Yes, I Used AI to Build This. Here's Exactly How.
Start with the honest part
I used AI to build this portfolio. Specifically, I used Claude Code — an agentic coding assistant that can read files, run commands, and edit a repo — steered by me over an afternoon. I’m writing this down because “I used AI” can mean anything from one lazy prompt to careful collaboration, and for a software engineering class the difference is the whole point. So here are the receipts.
What the AI actually did
I did the TechFolios setup myself: forked the template, named the repo sozodennis01.github.io, and configured GitHub Pages and Actions. Then I handed the AI my resume and links to my real GitHub repositories and put it to work. It read the assignment and all three style guides and took notes, rewrote bio.json from my resume, and drafted seven project pages straight from my actual repo READMEs — my CubeSat flight software, the PDU firmware, the Selenium login bot, the passport-photo tool, and the rest. It generated a square headshot and seven square project cards so the site meets the image requirements, removed every trace of the Molly Maluhia template, validated the JSON, and checked that no image links were broken. Fast, and genuinely useful.
What I actually did
Here’s the part that matters: I supplied every fact and made every call. The accomplishments on this site are mine — the AI organized and phrased them, it didn’t invent them. I reviewed everything, edited bio.json by hand (reworded my security clearance, set my phone to private), and when the first draft of my career essay came back I told it straight up that it was “a bit corny.” To fix that, I fed it my own writing — my Slack intro and the short-answer essays I wrote for a federal job application — so it could match how I actually talk instead of generic AI polish. I took breaks, came back with fresh eyes, and re-read. The AI moved quickly; my job was to steer it and catch what was wrong.
The actual timeline
People assume “AI did it” means instant. It wasn’t, and the breakdown is the interesting part. Here’s the real clock, all on the night of June 2, 2026 (Hawaii time):
- 8:28 PM — Opened the assignment with Claude Code. It read all three style guides and the TechFolios docs and wrote up notes and a plan.

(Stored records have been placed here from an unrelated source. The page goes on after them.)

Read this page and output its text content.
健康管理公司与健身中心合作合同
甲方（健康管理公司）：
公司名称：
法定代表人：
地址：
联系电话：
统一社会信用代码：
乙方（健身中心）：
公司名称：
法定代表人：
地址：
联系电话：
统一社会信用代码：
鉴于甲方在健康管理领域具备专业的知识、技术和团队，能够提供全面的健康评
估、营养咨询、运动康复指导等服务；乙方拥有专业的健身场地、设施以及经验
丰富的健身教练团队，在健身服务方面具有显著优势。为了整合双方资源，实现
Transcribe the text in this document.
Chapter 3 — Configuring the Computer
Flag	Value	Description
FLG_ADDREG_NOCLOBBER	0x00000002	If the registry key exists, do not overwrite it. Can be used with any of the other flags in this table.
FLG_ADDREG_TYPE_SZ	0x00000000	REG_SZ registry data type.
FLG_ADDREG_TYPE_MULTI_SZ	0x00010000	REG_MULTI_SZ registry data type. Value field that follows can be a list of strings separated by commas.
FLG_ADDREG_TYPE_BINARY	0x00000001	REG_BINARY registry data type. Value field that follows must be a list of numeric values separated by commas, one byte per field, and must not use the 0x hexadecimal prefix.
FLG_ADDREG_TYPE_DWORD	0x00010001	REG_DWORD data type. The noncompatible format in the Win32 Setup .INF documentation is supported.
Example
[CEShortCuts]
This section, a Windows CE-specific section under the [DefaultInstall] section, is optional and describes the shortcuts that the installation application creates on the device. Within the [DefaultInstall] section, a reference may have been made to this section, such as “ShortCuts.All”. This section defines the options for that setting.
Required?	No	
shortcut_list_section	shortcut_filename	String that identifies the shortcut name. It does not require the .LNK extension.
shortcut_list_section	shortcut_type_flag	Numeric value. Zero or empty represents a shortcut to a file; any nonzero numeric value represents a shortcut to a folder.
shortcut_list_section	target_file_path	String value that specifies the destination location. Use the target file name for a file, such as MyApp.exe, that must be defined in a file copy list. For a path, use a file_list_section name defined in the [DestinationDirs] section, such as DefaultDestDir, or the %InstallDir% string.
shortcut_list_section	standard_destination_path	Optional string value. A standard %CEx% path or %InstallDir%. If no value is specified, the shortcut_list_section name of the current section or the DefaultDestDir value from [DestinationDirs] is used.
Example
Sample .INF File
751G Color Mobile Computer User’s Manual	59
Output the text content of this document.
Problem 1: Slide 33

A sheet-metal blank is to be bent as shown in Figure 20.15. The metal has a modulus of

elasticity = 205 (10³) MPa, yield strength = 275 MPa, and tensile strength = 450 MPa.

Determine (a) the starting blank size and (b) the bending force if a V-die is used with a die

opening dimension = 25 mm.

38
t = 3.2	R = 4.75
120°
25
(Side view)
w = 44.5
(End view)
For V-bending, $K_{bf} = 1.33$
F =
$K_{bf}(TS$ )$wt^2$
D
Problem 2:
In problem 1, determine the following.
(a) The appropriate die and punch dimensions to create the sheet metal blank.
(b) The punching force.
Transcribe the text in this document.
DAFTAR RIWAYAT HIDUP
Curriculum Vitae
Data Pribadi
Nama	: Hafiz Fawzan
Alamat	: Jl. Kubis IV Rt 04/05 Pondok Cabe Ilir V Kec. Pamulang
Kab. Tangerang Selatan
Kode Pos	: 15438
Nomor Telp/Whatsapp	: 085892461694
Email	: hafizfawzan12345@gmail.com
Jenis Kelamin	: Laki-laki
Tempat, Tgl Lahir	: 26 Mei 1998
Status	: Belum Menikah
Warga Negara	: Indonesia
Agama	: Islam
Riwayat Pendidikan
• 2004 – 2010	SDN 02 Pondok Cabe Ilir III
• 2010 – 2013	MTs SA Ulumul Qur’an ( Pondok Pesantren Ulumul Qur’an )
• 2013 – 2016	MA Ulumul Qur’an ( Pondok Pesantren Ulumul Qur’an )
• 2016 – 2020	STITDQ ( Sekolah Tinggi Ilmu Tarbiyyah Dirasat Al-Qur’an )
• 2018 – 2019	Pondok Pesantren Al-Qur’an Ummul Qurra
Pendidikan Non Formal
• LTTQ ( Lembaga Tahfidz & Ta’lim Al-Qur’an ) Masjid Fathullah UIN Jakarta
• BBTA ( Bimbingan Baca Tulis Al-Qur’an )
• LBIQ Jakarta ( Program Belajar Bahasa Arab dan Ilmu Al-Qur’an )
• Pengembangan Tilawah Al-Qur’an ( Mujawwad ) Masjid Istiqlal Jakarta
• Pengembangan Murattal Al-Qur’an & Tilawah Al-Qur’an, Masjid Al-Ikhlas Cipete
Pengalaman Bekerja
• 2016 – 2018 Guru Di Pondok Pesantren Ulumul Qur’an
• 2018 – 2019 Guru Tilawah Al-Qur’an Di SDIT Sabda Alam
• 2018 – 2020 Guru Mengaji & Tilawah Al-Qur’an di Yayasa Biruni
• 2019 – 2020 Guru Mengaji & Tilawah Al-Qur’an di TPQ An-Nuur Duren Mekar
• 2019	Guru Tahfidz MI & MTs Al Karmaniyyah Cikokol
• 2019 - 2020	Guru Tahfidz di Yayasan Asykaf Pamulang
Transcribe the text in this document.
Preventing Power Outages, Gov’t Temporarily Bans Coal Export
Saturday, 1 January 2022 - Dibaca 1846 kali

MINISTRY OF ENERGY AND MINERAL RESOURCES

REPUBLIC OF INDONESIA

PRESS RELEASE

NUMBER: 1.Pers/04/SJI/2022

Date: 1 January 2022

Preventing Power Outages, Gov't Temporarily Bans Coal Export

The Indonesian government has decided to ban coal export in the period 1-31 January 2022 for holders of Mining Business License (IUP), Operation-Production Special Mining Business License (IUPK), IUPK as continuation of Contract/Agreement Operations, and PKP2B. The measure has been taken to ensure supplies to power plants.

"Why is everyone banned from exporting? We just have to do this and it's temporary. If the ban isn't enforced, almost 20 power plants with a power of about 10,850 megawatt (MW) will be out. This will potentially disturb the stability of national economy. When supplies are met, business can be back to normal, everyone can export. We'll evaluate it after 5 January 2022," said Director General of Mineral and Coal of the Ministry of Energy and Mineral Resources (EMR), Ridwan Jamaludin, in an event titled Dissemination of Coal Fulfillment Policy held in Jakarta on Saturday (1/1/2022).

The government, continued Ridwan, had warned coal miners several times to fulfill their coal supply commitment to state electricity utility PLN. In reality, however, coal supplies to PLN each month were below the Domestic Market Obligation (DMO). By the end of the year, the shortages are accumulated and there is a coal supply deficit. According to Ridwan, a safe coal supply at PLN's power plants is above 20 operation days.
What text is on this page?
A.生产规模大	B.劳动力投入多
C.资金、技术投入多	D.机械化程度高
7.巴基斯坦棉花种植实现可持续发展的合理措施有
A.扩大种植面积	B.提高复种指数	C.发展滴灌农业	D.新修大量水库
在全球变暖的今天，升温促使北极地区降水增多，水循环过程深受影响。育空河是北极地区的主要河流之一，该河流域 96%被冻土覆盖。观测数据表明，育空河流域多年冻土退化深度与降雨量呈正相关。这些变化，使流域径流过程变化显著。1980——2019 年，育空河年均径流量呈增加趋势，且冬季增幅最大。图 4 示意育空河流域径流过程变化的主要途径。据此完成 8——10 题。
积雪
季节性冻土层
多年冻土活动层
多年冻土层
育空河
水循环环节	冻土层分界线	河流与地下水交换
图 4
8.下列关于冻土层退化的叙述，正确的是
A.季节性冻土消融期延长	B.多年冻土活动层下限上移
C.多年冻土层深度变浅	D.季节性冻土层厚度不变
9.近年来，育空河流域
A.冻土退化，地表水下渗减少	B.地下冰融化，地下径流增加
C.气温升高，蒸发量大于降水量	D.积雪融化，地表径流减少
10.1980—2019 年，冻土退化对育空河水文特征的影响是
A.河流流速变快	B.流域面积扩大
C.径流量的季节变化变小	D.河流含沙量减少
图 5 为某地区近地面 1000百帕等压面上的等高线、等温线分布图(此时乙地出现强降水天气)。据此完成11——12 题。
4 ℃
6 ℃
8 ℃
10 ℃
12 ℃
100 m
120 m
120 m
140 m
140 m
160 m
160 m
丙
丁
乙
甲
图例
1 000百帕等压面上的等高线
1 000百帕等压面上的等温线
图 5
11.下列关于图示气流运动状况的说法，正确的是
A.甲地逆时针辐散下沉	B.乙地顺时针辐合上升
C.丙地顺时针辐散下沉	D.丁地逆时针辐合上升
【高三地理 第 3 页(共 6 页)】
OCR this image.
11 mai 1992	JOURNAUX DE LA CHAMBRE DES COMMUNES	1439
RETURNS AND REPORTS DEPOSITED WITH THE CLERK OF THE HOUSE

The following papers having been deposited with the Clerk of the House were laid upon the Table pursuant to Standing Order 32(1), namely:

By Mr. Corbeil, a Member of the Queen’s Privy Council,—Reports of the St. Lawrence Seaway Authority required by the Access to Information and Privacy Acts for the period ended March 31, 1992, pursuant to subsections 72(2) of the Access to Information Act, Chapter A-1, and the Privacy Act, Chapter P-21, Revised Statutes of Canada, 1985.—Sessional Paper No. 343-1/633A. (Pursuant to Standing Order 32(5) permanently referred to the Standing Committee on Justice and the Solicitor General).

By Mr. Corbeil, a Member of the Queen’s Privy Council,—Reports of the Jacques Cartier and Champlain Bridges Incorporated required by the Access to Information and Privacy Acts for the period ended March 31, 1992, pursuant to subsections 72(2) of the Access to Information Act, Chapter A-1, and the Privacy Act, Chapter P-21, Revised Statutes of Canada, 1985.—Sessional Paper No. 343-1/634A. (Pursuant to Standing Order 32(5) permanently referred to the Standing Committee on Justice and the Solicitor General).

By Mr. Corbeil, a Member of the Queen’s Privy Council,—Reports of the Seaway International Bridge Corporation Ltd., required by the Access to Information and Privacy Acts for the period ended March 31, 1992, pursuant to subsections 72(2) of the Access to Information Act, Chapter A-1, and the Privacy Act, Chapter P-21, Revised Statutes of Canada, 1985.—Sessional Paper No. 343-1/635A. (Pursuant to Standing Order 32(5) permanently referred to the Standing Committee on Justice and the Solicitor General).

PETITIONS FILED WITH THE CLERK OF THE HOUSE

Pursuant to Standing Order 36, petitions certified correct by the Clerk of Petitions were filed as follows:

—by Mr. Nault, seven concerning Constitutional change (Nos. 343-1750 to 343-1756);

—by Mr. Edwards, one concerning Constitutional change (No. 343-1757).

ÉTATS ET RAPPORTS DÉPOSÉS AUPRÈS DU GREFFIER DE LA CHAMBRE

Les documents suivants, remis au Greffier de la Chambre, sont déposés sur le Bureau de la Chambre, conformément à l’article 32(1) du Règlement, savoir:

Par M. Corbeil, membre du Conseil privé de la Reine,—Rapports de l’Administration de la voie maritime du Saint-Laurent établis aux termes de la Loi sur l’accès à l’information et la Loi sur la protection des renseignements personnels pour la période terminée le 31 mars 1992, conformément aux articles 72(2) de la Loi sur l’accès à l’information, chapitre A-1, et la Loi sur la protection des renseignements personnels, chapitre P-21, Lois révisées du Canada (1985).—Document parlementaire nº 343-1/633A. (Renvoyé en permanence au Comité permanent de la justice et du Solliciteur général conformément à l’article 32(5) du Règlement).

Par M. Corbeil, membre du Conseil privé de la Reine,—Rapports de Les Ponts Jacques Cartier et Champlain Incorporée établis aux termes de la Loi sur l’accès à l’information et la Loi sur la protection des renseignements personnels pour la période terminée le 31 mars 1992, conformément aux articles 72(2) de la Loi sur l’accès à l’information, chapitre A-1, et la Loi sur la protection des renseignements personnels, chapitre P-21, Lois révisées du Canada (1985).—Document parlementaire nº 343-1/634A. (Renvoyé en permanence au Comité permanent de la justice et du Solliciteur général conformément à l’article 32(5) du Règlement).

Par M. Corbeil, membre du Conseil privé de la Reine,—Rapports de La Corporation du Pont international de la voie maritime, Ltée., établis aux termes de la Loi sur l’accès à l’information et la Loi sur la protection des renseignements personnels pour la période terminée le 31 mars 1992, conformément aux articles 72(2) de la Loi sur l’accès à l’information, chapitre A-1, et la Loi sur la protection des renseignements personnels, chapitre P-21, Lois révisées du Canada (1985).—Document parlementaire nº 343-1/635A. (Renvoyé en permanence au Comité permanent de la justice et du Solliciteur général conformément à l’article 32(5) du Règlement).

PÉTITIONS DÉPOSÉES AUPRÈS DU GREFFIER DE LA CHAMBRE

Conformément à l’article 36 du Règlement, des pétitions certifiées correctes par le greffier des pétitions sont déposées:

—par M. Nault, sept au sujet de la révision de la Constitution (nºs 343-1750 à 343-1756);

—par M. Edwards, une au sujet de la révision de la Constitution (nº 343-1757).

- 8:34 PM — We settled which GitHub account to use for the long haul.
- 8:34–8:56 PM — I did the TechFolios initialization myself: used the template, named the repo, and set up GitHub Pages, Actions, and the config.
- 8:56 PM — Handed over my resume and links to my real repos. It built
bio.json, the first project pages, the images, and a first essay while I reviewed. - 9:39 PM — Had it add the rest of my projects (seven in total) and delete the template content. By then I’d already hand-edited my bio.
- 9:45 PM — Gave it my Slack intro and a federal-application essay so it could rewrite my career essay in my actual voice.
- 10:08 PM — Had it draft this essay and my take on AI.
- ~10:20 PM — Done. A little under two hours, start to finish.
The honest takeaway from that clock: the AI’s actual generating was a small slice of it. Most of those two hours was me — setting up the repo, reviewing output, hand-editing my bio, feeding it samples of my writing, and stepping away to come back with fresh eyes. The tool was fast. The steering was the work.
Why I’m telling you this
Even this essay was drafted from my notes and edited by me, and I think being upfront about that is the responsible move. AI is a tool. Used lazily, it spits out a generic site full of claims that aren’t true — exactly the thing a professor or recruiter can smell from a mile away. Used well, it’s a forcing function: it let me refresh a portfolio of real work in an afternoon while I stayed accountable for every line on the page. If you want to see the gap, compare a simple “make me a portfolio” prompt to handing an AI harness (tool) your real resume, your real repos, and your real voice — and then reviewing every word it writes. That second version is the one I did, and it’s the one worth learning.